Scientists got a strange feeling when they took a close look at a series of bright flashes in a galaxy just 12 million light-years away.

The flashes, known as a repeating fast radio burst, look similar to the flashes found in the Crab Nebula. The Crab Nebula is a famous remnant from an old stellar explosion that humans observed in 1054 AD. Researchers said that the colorful remnants looked a lot like the newly found FRBs.

Kenzie Nimmo, a PhD student in astronomy at the Netherlands Institute for Radio Astronomy and the University of Amsterdam, said that some of the signals they measured were short and powerful.

The weird signal comes from the Milky Way. What is causing it?

The explosion in what is now the Crab Nebula was recorded in 1054 by a Chinese astronomer who saw a new star above the southern horn of Taurus. Theguest shone brightly in the sky for 23 days and was 6 times more powerful than Venus.

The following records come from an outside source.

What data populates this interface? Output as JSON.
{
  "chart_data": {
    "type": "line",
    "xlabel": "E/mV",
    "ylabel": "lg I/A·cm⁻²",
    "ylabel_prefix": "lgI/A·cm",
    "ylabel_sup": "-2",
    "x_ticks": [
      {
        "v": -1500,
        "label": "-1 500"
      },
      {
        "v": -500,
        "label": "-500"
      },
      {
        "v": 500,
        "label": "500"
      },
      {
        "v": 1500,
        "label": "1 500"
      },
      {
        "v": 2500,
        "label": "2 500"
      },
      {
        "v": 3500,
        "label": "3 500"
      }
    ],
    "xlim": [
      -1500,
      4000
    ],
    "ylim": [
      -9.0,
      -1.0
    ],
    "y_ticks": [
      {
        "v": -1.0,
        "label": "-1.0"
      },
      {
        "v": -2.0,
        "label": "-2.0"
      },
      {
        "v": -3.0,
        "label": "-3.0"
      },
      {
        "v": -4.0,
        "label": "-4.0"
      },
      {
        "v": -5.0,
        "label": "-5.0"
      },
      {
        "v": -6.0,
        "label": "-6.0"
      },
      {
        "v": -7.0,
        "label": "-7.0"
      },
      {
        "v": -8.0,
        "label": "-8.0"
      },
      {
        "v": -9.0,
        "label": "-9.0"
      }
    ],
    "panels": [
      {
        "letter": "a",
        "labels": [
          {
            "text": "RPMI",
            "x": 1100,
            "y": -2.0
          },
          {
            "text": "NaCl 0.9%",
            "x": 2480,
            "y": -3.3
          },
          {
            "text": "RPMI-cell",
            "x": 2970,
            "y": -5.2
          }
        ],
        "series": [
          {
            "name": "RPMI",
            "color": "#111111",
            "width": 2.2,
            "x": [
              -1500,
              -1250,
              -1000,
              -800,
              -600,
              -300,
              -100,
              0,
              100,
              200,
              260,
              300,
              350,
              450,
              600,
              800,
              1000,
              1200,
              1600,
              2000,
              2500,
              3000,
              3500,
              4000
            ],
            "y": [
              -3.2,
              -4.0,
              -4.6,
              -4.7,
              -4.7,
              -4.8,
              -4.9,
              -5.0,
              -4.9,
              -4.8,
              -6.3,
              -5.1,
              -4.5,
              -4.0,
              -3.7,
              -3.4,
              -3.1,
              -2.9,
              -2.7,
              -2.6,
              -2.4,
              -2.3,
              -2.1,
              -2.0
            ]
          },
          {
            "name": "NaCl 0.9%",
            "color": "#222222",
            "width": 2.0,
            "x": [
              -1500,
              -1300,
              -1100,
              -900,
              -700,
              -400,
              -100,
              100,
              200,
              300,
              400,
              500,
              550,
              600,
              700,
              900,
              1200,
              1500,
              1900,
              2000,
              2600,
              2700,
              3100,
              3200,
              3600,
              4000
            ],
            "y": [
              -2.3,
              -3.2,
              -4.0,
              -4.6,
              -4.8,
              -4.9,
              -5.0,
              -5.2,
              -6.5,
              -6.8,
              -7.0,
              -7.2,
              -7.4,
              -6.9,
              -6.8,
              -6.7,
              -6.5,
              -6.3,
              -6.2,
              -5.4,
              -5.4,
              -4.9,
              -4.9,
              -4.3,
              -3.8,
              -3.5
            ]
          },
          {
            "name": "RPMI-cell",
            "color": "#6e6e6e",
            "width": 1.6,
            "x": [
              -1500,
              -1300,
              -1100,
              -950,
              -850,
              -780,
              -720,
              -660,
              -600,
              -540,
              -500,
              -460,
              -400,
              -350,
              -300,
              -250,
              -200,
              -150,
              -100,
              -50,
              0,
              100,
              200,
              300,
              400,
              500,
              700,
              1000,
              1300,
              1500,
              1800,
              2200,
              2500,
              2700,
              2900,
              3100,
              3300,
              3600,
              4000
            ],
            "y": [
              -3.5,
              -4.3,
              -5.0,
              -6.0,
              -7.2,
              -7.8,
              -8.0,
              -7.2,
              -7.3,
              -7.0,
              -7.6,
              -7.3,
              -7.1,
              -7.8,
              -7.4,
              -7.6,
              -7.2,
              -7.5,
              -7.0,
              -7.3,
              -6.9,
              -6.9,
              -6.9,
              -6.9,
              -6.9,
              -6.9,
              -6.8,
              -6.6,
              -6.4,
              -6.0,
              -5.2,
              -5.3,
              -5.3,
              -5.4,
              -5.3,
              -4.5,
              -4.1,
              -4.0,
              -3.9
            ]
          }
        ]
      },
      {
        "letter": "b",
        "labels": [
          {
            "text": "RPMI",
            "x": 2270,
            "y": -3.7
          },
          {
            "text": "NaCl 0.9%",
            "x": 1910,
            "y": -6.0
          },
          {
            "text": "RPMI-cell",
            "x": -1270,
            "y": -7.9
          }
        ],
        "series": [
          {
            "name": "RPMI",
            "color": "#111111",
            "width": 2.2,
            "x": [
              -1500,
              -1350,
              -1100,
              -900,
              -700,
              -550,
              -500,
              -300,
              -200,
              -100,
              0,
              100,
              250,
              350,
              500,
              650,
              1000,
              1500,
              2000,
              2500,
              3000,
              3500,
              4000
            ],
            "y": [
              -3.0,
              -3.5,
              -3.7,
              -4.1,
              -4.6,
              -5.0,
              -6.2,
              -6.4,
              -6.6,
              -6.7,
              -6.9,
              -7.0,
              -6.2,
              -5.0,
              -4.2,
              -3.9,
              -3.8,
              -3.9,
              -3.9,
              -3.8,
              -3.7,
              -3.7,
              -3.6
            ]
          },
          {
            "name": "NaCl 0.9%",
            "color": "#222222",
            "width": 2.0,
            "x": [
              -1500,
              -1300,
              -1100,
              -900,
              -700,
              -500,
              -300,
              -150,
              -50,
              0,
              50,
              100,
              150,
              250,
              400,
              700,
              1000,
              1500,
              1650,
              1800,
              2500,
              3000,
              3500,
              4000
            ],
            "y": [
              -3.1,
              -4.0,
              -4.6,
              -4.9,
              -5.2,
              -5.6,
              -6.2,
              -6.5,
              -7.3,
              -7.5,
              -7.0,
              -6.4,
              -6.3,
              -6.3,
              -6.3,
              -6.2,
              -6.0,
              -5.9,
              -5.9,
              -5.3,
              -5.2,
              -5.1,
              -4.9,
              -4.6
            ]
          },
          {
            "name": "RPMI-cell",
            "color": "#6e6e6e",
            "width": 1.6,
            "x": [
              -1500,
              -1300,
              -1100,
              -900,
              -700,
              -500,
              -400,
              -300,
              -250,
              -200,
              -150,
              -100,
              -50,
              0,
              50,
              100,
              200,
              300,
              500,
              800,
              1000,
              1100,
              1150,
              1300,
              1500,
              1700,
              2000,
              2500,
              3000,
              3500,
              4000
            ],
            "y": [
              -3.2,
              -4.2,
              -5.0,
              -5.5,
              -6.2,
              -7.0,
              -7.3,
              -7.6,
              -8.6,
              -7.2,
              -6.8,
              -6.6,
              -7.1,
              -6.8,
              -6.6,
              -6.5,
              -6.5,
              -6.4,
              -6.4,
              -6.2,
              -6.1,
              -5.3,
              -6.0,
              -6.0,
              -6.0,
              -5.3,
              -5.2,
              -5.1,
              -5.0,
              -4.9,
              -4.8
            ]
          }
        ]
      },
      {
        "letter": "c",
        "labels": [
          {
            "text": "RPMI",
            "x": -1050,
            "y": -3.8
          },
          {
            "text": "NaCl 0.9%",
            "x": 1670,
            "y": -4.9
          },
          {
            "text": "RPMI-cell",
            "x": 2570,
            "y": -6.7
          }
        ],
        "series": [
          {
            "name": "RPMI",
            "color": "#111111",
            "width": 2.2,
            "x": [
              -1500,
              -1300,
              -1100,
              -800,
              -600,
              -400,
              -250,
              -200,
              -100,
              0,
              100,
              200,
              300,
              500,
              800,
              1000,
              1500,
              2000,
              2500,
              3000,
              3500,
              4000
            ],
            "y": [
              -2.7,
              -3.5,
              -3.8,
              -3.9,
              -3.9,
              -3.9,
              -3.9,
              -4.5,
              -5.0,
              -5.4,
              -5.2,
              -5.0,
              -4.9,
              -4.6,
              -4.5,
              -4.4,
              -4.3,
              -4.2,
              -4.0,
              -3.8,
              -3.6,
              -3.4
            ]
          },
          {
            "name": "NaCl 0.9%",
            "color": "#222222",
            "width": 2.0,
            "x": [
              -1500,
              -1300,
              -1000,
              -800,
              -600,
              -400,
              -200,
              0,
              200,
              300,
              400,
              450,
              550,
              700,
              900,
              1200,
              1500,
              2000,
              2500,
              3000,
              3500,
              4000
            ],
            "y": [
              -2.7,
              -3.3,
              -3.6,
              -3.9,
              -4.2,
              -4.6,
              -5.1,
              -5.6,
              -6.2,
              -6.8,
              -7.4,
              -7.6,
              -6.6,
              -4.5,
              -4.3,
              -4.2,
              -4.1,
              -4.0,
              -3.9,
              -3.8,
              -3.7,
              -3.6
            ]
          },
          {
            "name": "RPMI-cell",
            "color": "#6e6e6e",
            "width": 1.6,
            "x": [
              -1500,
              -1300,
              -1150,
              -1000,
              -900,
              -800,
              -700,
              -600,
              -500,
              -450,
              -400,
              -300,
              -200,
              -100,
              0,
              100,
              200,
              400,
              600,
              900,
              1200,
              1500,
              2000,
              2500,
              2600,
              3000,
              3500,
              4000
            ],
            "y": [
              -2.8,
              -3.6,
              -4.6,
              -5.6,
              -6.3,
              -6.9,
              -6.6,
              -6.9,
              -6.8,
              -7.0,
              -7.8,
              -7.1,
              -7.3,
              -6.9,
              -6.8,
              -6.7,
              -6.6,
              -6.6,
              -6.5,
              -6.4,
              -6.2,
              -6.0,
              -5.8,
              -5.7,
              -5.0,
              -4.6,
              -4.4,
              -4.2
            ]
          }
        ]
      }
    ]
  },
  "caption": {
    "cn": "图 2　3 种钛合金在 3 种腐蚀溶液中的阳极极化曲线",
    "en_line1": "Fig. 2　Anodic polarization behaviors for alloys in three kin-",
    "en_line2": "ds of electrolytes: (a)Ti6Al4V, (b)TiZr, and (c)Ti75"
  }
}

It was visible for almost two years after the explosion.

The remnant was the best place to see it with a telescope, and it was only seen by British astronomer John Bevis in 1731. After observing it for 27 years, Charles Messier added it to his catalog and named it M1.

The Crab Nebula was discovered in the 1960s when a signal from a pulsar, a kind of stellar corpse left by a supernova, was detected.

An artist's depiction of a magnetar in galaxy M81.

An artist's depiction of a magnetar in galaxy M81. (Image credit: Chalmers University of Technology/Daniëlle Futselaar, artsource.nl)

Astronomers aren't sure yet what's happening in M 81, despite the known cause of the Crab Nebula's bursts and their similarity to those seen in M 81. The first glimpse of these FRBs was in January of 2020.

A network of twelve radio dishes pinpointed the source of the signal to an old group of stars known as a globular cluster, which is an exception to the fact that FRBs have mostly been found in galaxies studded with young stars.

The strongest magnets in the universe and a type of supernova remnant are what cause the bright flashes. This explanation makes sense where young stars are common, but it is difficult when it comes to M 81.

The University of Amsterdam and ASTRON expect magnetars to be shiny and new and not surrounded by old stars. There has to be a different way.

One possibility is that a white dwarf pulled gas off an unlucky star. The white dwarf may have collapsed into a magnetar due to the extra mass.

The spiral galaxy M81 is located about 12 million light-years away from Earth.

The spiral galaxy M81 is located about 12 million light-years away from Earth. (Image credit: X-ray: NASA/CXC/SAO; Optical: Detlef Hartmann; Infrared: NASA/JPL-Caltech)

The scientists don't know what caused the signal or why it is so similar to the Crab Nebula, but they think it is something unusual.

The research was published in two papers, one led by Nimmo, and the other by Kirsten, who is with the Netherlands Institute for Radio Astronomy.